Use your age to your advantage. The negative stigma of being a teenager can be used to your advantage--your competitors won’t even notice you’re competition, and you’re proving the stigma itself wrong. Constantly develop your services and products to make them better than your market’s standards. Sell yourself as someone who is willing to go the extra mile, which is certainly admirable in a person of any age but particularly of a younger one.

I’m sixteen. I was born near the genesis of the Internet age, and I know how memes, Twitter, and smartphones work without really having to learn about them. Adults? They may know about social media and know how to read statistics about social media, but they don’t really know the culture like I do.

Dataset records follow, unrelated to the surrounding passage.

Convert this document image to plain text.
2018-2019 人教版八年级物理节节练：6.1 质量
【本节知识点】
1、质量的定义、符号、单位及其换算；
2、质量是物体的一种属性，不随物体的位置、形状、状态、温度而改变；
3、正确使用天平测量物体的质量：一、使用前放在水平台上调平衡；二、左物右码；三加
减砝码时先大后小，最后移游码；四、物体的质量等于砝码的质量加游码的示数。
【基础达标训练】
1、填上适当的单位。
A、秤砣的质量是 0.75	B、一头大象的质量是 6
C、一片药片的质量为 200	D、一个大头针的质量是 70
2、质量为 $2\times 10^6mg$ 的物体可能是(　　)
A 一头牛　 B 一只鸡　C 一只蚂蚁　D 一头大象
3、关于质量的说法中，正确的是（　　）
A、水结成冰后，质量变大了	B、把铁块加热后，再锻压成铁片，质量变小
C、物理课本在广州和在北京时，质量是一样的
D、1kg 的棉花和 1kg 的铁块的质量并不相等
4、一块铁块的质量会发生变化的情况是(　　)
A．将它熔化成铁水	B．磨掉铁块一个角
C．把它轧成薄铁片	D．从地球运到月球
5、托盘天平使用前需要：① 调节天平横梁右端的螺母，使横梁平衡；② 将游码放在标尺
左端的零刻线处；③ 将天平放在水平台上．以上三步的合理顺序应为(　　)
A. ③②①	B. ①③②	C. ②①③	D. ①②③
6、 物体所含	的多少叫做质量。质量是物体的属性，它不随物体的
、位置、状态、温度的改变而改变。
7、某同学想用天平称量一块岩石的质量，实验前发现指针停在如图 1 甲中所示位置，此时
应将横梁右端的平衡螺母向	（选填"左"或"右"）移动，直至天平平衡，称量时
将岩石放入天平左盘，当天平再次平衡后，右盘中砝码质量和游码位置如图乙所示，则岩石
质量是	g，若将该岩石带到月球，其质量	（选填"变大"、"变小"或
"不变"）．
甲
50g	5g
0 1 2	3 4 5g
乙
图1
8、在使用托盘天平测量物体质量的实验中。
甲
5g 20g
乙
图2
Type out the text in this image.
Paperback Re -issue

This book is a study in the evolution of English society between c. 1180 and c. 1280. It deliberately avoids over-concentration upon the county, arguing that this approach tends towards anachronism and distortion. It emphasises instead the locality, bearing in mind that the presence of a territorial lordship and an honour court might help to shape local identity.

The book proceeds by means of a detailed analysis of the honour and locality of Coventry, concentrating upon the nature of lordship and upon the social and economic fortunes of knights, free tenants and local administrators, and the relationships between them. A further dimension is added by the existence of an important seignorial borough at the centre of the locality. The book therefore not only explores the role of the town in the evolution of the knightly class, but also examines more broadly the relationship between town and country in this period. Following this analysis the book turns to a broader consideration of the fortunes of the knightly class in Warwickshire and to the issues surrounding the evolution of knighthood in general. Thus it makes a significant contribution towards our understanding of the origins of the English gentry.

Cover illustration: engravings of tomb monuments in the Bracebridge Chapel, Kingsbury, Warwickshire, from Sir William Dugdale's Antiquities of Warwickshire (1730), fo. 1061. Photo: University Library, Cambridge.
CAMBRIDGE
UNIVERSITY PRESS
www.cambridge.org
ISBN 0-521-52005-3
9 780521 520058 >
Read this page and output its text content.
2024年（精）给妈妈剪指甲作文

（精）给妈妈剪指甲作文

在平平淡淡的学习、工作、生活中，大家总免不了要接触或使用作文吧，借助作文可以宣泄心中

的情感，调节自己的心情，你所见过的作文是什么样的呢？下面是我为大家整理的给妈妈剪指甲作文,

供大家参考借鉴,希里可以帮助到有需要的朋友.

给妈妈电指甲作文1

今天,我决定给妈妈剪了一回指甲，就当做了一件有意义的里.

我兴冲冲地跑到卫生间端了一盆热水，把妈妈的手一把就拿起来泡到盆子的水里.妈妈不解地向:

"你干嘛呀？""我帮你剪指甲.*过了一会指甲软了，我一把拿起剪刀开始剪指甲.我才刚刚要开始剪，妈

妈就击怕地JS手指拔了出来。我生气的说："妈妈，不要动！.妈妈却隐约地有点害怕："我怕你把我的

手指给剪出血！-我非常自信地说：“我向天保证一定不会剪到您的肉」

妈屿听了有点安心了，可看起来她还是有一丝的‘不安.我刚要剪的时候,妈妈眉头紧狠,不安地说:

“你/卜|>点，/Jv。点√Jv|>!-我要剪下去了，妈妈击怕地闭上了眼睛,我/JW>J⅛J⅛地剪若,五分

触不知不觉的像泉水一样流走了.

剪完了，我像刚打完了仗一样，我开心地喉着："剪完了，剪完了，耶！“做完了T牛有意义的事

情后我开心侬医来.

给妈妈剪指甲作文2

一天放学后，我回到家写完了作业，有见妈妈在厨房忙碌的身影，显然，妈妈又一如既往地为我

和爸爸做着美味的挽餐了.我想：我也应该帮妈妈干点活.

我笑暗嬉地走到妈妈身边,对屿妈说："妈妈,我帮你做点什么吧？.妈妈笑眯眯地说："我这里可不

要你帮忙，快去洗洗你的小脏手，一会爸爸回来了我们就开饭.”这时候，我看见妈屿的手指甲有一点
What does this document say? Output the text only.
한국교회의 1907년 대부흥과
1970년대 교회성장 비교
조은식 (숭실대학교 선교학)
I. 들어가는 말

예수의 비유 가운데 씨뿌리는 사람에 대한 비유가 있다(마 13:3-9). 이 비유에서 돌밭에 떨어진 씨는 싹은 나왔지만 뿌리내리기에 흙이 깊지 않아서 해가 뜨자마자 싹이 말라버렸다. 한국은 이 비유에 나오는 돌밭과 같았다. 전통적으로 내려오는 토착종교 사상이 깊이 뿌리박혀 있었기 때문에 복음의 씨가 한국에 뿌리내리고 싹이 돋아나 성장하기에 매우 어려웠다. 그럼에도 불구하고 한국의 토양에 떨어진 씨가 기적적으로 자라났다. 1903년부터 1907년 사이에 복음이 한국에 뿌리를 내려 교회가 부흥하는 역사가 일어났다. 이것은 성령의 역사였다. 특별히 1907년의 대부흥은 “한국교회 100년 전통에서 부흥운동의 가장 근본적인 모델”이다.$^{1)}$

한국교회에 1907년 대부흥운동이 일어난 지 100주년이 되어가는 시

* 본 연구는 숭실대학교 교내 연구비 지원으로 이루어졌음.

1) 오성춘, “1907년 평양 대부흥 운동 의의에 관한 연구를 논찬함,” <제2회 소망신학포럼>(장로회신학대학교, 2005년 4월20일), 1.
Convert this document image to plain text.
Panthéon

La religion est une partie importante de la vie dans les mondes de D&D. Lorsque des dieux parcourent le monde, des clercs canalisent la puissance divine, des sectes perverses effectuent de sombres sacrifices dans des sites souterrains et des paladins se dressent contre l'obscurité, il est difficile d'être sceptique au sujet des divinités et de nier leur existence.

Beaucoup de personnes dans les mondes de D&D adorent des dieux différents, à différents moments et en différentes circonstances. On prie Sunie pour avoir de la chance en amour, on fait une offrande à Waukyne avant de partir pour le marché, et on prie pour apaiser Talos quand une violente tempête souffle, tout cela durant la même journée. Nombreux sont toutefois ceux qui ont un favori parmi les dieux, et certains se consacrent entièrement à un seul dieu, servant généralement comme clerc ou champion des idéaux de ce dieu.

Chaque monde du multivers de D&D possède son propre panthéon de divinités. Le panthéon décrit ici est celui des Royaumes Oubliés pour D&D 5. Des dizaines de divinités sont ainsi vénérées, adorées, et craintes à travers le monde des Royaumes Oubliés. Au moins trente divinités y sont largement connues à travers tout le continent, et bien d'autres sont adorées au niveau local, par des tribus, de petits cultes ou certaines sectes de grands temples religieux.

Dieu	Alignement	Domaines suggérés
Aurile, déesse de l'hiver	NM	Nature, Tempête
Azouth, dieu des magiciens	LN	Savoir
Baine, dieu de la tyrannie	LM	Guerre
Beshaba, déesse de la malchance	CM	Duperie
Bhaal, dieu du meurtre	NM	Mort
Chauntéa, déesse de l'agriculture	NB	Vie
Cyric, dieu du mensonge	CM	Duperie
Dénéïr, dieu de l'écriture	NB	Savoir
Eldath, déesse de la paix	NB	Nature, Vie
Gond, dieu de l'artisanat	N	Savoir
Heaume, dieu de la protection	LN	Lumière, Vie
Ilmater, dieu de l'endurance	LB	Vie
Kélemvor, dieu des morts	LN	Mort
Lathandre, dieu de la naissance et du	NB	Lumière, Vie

They don’t know what it’s like to be a teenage consumer. Many of them don’t understand the extent and power of social media.
If you’re anyone like me, you probably know the overarching reach of the Internet. You’ve probably dabbled in a little bit of YouTube, might’ve stalked your favorite celebrity’s Twitter, laughed at Drake memes, and maybe even use a little common slang. You’ve absorbed it.
While this may not necessarily be a good thing (the Internet’s a pretty scary place, people), your abilities will come in handy. Without really meaning to, you’ve studied how celebrities build brands of themselves, how the randomest of incidents become viral. Brandy Melville marketing team is basically genius--having your models become Instagram stars? Smart. Shawn Mendes got famous off of six-second covers on Vine--and look at him now. And, thanks to the accessibility of the Internet, you can use the strategies you’ve unconsciously absorbed too. You know the trends.
Now start a new one.

Why are you doing what you’re doing?
Why are you starting your business? What prompted you to do so?
If it’s money or fame or becoming the next hot trend, you’re not living counter-culturally. While being a trendy brand might be good for your business, ultimately that’s not what you should aim for. Being different not only is vital to your brand, but also to your motives.
Why are you doing what you’re doing?
Are you trying to raise money for a missions trip? A charity? Are you trying to prove people’s lives? Or are you just in it so it’ll look good on your college applications?
Don’t merely sell your brand--share your message or story. Inspire people to help others. Look beyond yourself and your narrow goals to change the way people look at life. Change the culture itself from selfishness to service. You’re young. You appeal to the next generation. Whenever you accomplish something, they see themselves in you.
You have more potential than you realize. Use your differences to your advantage, and make sure your message is clear. You’re only one person out of billions, yet you can use your specific business or talent to change the game in more ways than one.